The 28-contour tutorial run should be read as a discovery vignette, not a powered cohort analysis. It still shows what RNA + contour + H&E analysis can reveal:

  • The workflow assigns every contour one dominant boundary program. In this run, immune_exclusion is the most frequent top program, while stromal_encapsulation, emt_invasive_front, tls_adjacent_activation, necrotic_hypoxic_rim, and myeloid_vascular_belt each appear in smaller contour subsets.

  • The highest maximum scores are stromal_encapsulation (0.999), emt_invasive_front (0.948), and tls_adjacent_activation (0.925), suggesting that the strongest tutorial-scale signals are matrix wrapping, invasive-front morphology, and lymphoid-adjacent activation.

  • Matched controls make the hypothesis concrete. For example, the emt_invasive_front table highlights positive matched-control deltas for SPP1-CD44, CXCL12-CXCR4, TGFB1-TGFBR2, and VIM, which are consistent with a stromal or invasive-front interpretation.

  • The small subset is not intended to claim statistical significance. Most FDR values are high because the run contains only 28 contours; the value is in ranking candidates and generating exemplar/control pairs for follow-up review.

Caveats#

  • The checked run uses cell-level WTA pseudobulk summaries for speed. Transcript-level signed-distance gradients are available when the sample is loaded with streamed transcripts, but that is a longer run on the full Atera transcript store.
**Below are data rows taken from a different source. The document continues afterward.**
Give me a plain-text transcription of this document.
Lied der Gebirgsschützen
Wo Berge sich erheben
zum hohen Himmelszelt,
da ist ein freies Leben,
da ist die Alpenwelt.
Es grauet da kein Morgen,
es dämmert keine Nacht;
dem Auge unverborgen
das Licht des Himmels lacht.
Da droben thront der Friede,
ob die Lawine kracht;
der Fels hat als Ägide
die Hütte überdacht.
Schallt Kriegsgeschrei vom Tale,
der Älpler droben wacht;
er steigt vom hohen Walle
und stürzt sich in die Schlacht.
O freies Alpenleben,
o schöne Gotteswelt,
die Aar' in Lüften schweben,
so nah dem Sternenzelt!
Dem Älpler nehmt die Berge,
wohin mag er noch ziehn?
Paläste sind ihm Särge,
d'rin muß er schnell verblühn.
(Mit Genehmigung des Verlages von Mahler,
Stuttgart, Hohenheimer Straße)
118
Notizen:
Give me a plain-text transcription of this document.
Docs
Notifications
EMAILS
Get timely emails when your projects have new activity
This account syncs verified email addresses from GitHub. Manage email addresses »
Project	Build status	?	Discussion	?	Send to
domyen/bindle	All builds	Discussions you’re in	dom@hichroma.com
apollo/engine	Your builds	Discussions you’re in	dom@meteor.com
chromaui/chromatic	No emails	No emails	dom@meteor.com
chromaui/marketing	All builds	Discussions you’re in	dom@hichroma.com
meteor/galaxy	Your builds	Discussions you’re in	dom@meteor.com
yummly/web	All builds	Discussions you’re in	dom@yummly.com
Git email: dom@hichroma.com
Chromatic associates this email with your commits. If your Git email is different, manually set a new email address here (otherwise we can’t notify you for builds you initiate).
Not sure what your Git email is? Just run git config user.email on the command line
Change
  • The H&E patch is not resampled into Xenium coordinates. pyXenium keeps the original pixels and stores affine metadata, so patch-level interpretation depends on correct alignment.

  • Program scores are hypothesis generators. They should be validated by pathologist review, marker-specific maps, larger contour sets, and orthogonal assays where possible.

  • Foundation model embeddings are intentionally off in this tutorial. Pass an embedding_backend to add them without replacing the interpretable pathomics branch.

Next steps#

  • Increase per_structure or use the full generated GeoJSON for a stronger within-sample analysis.

  • Enable streamed transcript gradients for sentinel genes such as MMP11, COL1A1, COL1A2, CXCL13, SPP1, and KDR.

  • Review exemplar/control pairs in Xenium Explorer or a pathology viewer.

  • Aggregate contour_features.csv across samples to turn this single-sample pilot into a cohort-level contour ecology study.